Thermal-shock-induced surface softening and conductivity evolution of hydraulic fracture in enhanced geothermal system

Abstract

To reveal the thermal shock effect on micromechanical properties and conductivity evolution of hydraulic fracture in enhanced geothermal system, nanoindentation tests and fracture conductivity tests were performed on granite samples after different thermal treatments. Experimental results show that the hardness and the Young's modulus of fracture surface decreased with the increasing thermal treatment temperature. This degradation of micromechanical properties indicates the softening of fracture surface due to thermal shock effect which further influence the conductivity evolution. For propped fractures, the higher thermal treatment temperature, the lower fracture conductivity under the same closure stress. Particularly, at the thermal treatment temperature of 300°C, the dominant mechanism of quick fracture conductivity loss transformed from the proppant crushing under high closure stress (>50 MPa) to the enhancement of proppant embedment under low closure stress (<30 MPa).
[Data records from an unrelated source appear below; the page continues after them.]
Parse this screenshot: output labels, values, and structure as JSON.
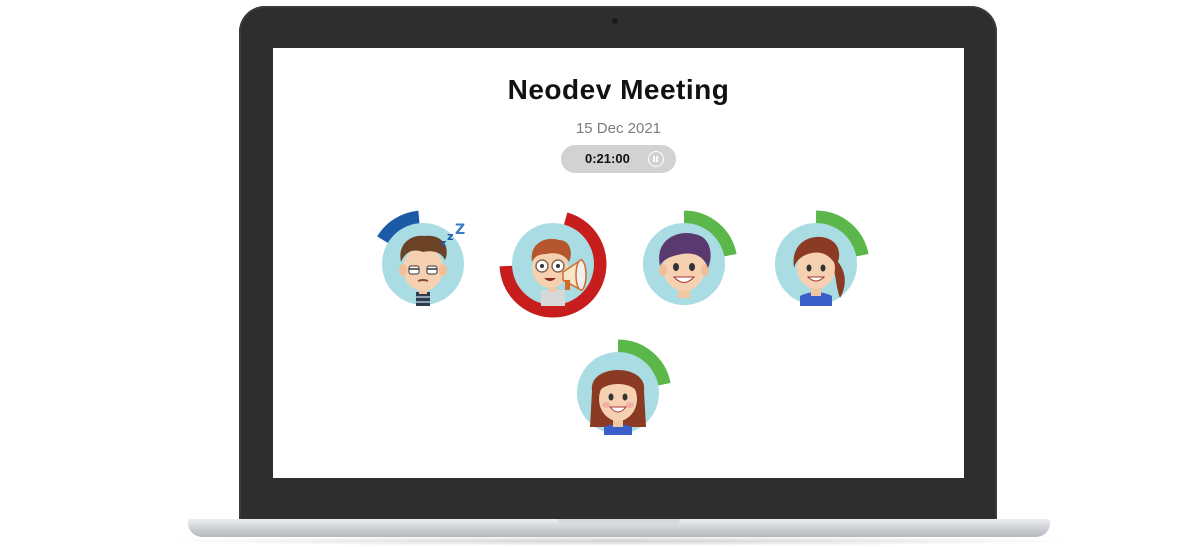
{
  "meeting": {
    "title": "Neodev  Meeting",
    "date": "15 Dec 2021",
    "timer": "0:21:00"
  },
  "colors": {
    "sleepy_ring": "#1b5aa6",
    "speaking_ring": "#c81d1d",
    "active_ring": "#5bb749",
    "avatar_bg": "#a9dce3"
  },
  "participants": [
    {
      "name": "sleepy-guy",
      "status": "asleep",
      "ring_color": "#1b5aa6",
      "ring_fraction": 0.15
    },
    {
      "name": "speaker-guy",
      "status": "speaking",
      "ring_color": "#c81d1d",
      "ring_fraction": 0.7
    },
    {
      "name": "dark-hair-boy",
      "status": "idle",
      "ring_color": "#5bb749",
      "ring_fraction": 0.22
    },
    {
      "name": "ponytail-girl",
      "status": "idle",
      "ring_color": "#5bb749",
      "ring_fraction": 0.22
    },
    {
      "name": "long-hair-girl",
      "status": "idle",
      "ring_color": "#5bb749",
      "ring_fraction": 0.22
    }
  ],
  "icons": {
    "pause": "pause-icon",
    "megaphone": "megaphone-icon",
    "sleep": "zzz-icon"
  }
}
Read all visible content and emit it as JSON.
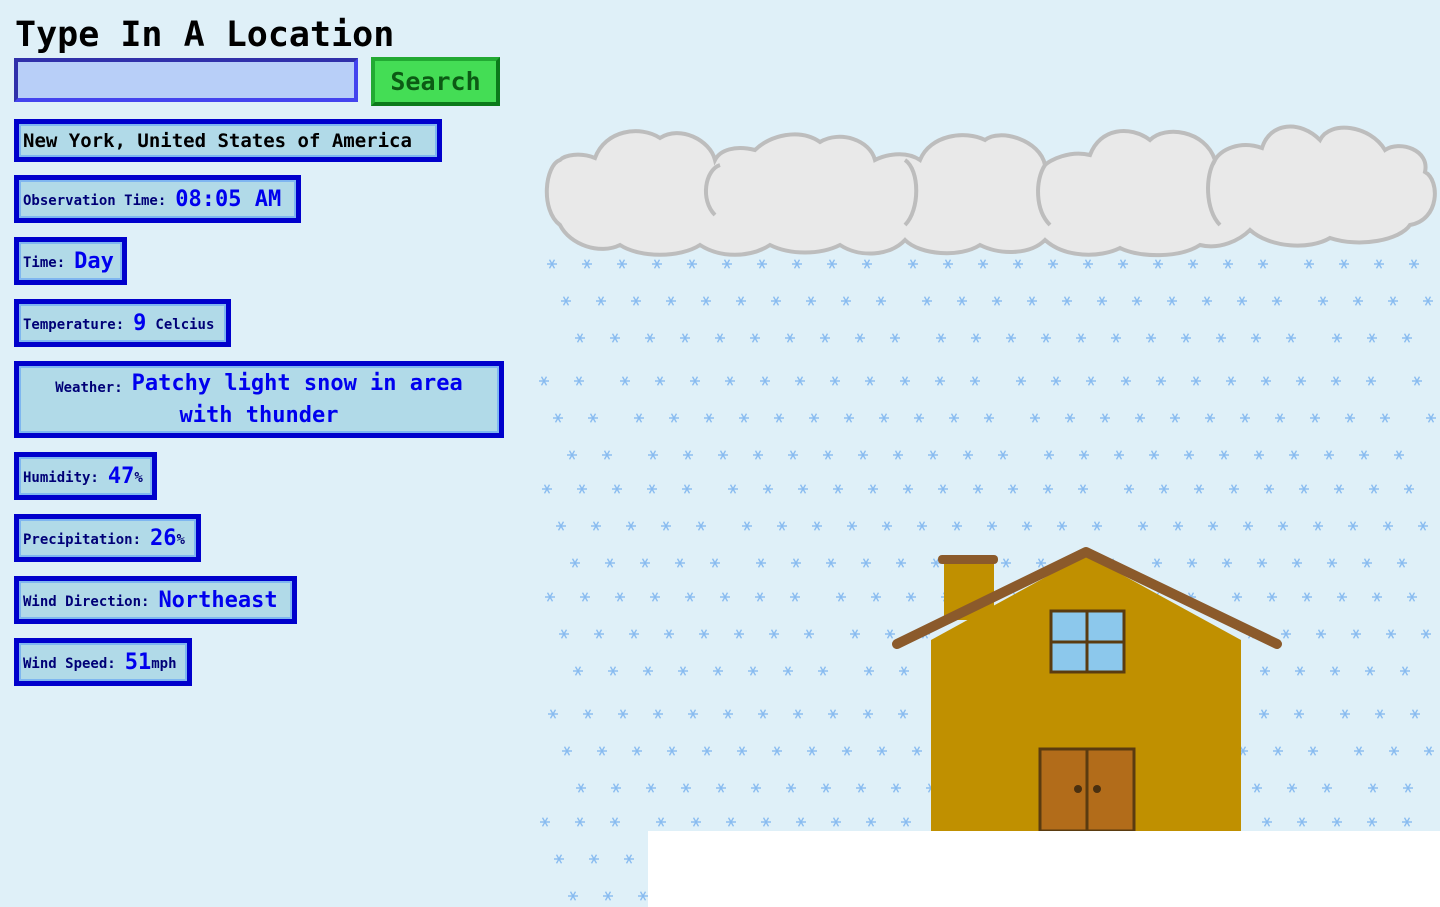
{
  "header": {
    "title": "Type In A Location"
  },
  "search": {
    "value": "",
    "placeholder": "",
    "button_label": "Search"
  },
  "location": {
    "name": "New York, United States of America"
  },
  "observation_time": {
    "label": "Observation Time:",
    "value": "08:05 AM"
  },
  "time_of_day": {
    "label": "Time:",
    "value": "Day"
  },
  "temperature": {
    "label": "Temperature:",
    "value": "9",
    "unit": "Celcius"
  },
  "weather": {
    "label": "Weather:",
    "value": "Patchy light snow in area with thunder"
  },
  "humidity": {
    "label": "Humidity:",
    "value": "47",
    "unit": "%"
  },
  "precipitation": {
    "label": "Precipitation:",
    "value": "26",
    "unit": "%"
  },
  "wind_direction": {
    "label": "Wind Direction:",
    "value": "Northeast"
  },
  "wind_speed": {
    "label": "Wind Speed:",
    "value": "51",
    "unit": "mph"
  },
  "scene": {
    "icons": [
      "cloud-icon",
      "snowflake-icon",
      "house-icon"
    ]
  },
  "colors": {
    "background": "#dff0f8",
    "card_bg": "#b1dae8",
    "card_border": "#0000cc",
    "value_text": "#0000ee",
    "search_button": "#44dd55",
    "house": "#c09000",
    "roof": "#8b5a2b",
    "snow": "#88bbf0"
  }
}
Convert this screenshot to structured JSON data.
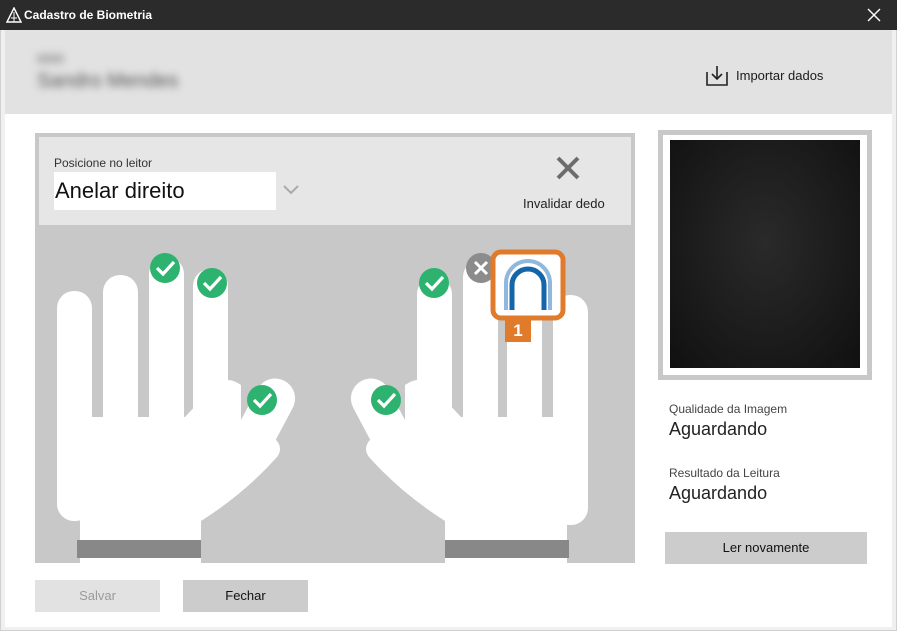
{
  "window": {
    "title": "Cadastro de Biometria",
    "icon": "app-logo-icon",
    "close_icon": "close-icon"
  },
  "header": {
    "person_code": "0000",
    "person_name": "Sandro Mendes",
    "import_label": "Importar dados",
    "import_icon": "import-icon"
  },
  "capture": {
    "caption": "Posicione no leitor",
    "selected_finger": "Anelar direito",
    "dropdown_icon": "chevron-down-icon",
    "invalidate_label": "Invalidar dedo",
    "invalidate_icon": "x-icon",
    "current_step": "1"
  },
  "fingers": {
    "left_hand": {
      "thumb": "captured",
      "index": "captured",
      "middle": "captured",
      "ring": "none",
      "little": "none"
    },
    "right_hand": {
      "thumb": "captured",
      "index": "captured",
      "middle": "invalid",
      "ring": "current",
      "little": "none"
    }
  },
  "status": {
    "quality_label": "Qualidade da Imagem",
    "quality_value": "Aguardando",
    "reading_label": "Resultado da Leitura",
    "reading_value": "Aguardando"
  },
  "buttons": {
    "read_again": "Ler novamente",
    "save": "Salvar",
    "close": "Fechar"
  },
  "colors": {
    "captured": "#2db36f",
    "invalid": "#8c8c8c",
    "current": "#e07b2c",
    "scanner_ring": "#1565a9"
  }
}
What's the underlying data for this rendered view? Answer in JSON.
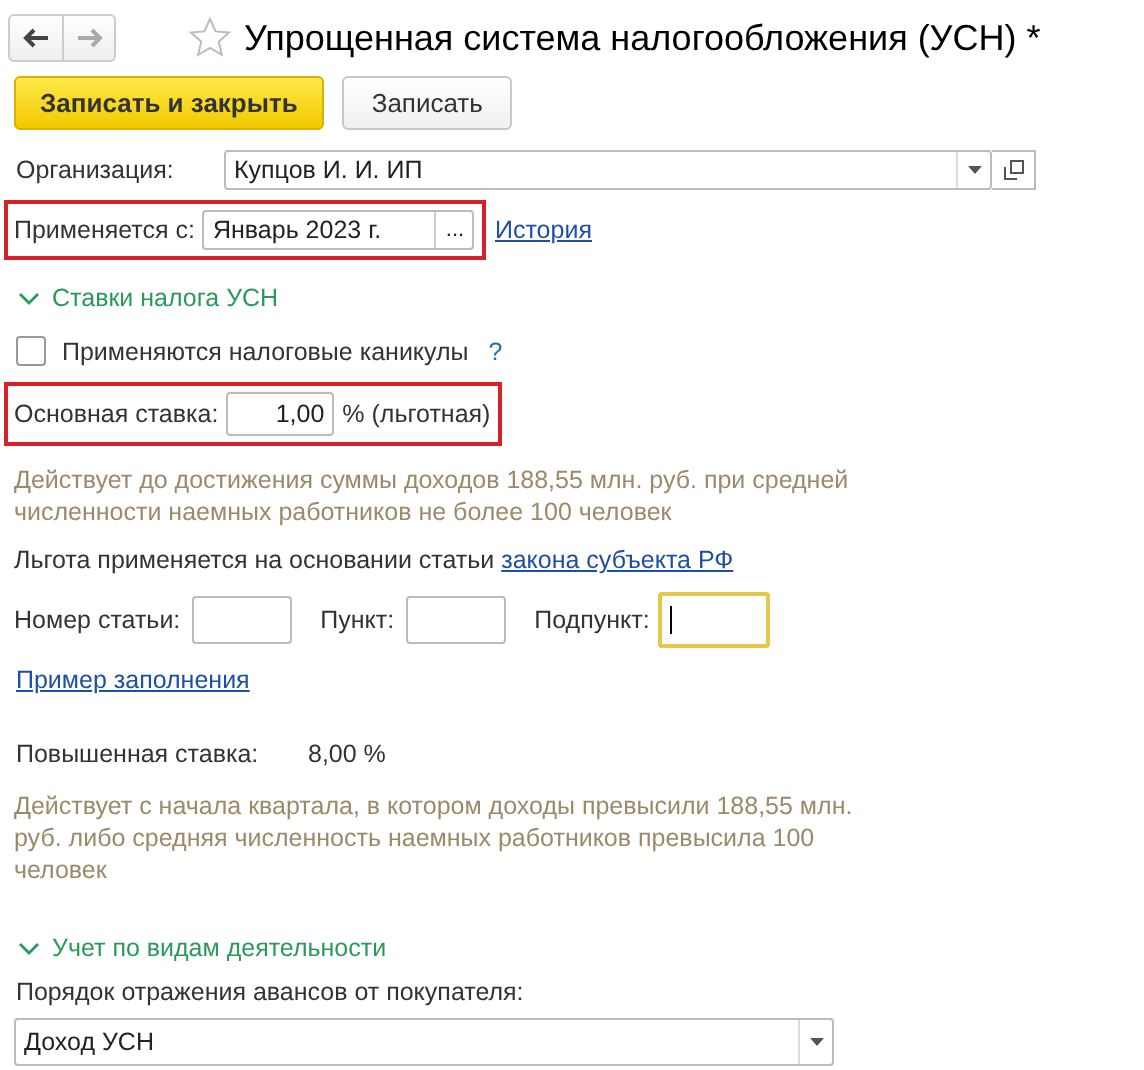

For self-propped fracture with small roughness, the thermal shock effect enhanced the conductivity under in-situ closure condition, while reduced that in case of shear slip. When the rough fracture was characterized by a local hump, it increased the flow resistance of in-situ closed fracture under high closure stress and reduced the fracture conductivity, but may form an effective flow channel with ultra-high conductivity once shear slip occurred.